The regulatory angle is not hypothetical. If a safety assessment submitted under an EU AI Act conformity framework uses an unaudited judge, the assessment inherits the judge’s false-positive and false-negative rates as invisible systematic biases. A regulator reading an ASR of, say, 2% as evidence of robust refusal behavior has no way to know whether that number reflects genuine safety or a judge that over-flags benign content and can be wrapped into submission. The Gao paper’s three-standard proposal is not a research suggestion; it is the minimum bar for any ASR figure used to make a safety claim that matters outside a research context.

The field has been measuring compliance with a ruler that bends under load and has not been telling anyone.

Frequently Asked Questions

Which specific judges did the Gao audit actually evaluate?

The audit named its three LLM judges as Qwen2.5-7B-Instruct, Phi-3.5-mini-instruct, and Qwen2.5-3B-Instruct, and the dedicated classifier as cais/HarmBench-Llama-2-13b-cls. All four are open weights, which is also the precondition that made the white-box GCG attack feasible in the first place.

Does this verdict extend to closed judges like GPT-4o that vendors actually use?

No. The paper restricted itself to open, ungated models and explicitly did not test closed frontier judges such as GPT-4o. Whether proprietary judges resist wrapper framing or gradient suffixes is an unresolved gap, and most commercial safety reports sit on exactly those uncharacterized judges.

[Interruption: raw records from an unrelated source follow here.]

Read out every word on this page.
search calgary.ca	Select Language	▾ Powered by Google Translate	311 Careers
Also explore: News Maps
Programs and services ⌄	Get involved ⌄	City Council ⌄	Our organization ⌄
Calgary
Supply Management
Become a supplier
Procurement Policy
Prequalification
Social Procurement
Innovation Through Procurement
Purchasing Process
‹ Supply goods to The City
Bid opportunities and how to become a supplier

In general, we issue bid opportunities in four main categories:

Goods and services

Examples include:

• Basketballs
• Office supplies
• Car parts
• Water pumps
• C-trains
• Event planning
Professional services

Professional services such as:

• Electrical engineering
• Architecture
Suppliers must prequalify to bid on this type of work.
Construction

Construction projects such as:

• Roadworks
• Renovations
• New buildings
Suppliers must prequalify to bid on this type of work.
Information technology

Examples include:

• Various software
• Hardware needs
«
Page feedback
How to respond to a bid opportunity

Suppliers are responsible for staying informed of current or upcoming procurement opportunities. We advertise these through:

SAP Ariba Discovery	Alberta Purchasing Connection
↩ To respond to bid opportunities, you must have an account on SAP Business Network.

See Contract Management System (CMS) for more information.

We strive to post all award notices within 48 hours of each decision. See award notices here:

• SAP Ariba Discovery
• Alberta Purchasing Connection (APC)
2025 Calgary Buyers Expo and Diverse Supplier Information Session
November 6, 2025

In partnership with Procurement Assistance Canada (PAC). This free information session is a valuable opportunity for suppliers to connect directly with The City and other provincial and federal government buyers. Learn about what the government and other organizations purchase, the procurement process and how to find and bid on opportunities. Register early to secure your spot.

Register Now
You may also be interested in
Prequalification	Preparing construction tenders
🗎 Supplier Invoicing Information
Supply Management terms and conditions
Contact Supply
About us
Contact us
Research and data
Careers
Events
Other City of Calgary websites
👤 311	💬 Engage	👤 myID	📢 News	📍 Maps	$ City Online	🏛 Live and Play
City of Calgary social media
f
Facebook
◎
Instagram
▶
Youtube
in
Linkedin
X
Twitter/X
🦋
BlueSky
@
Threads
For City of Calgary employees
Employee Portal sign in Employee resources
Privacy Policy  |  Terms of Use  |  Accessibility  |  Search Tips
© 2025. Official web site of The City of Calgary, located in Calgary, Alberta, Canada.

What does it actually cost in compute to flip the HarmBench classifier?

The GCG suffix was 20 tokens, optimized over 50 steps with 32 candidate suffixes per step, on a single NVIDIA T4. That is well under an hour of consumer GPU time to flip 21 of 30 confident true positives, which puts the attack within reach of any red team with a rented T4.

How does Best-of-N specifically inflate its own reported success rate?

Best-of-N samples many completions and keeps any that the judge flags as harmful, so the attack harvests the judge’s false positives alongside genuine hits. The Coin Flip paper used Best-of-N as the canonical case of an attack whose headline gains come from judge insufficiency rather than more effective elicitation.

If a team has to pick one judge today, which failure mode is cheaper to live with?

The HarmBench classifier’s over-flagging is the cheaper defect, because you can compensate with a precision-corrected ASR using its measured 0.835 precision. An LLM judge’s collapsing recall is harder to fix, since recall swings from 0.06 to 0.65 per model and cannot be corrected without a human-labeled slice that most papers never build.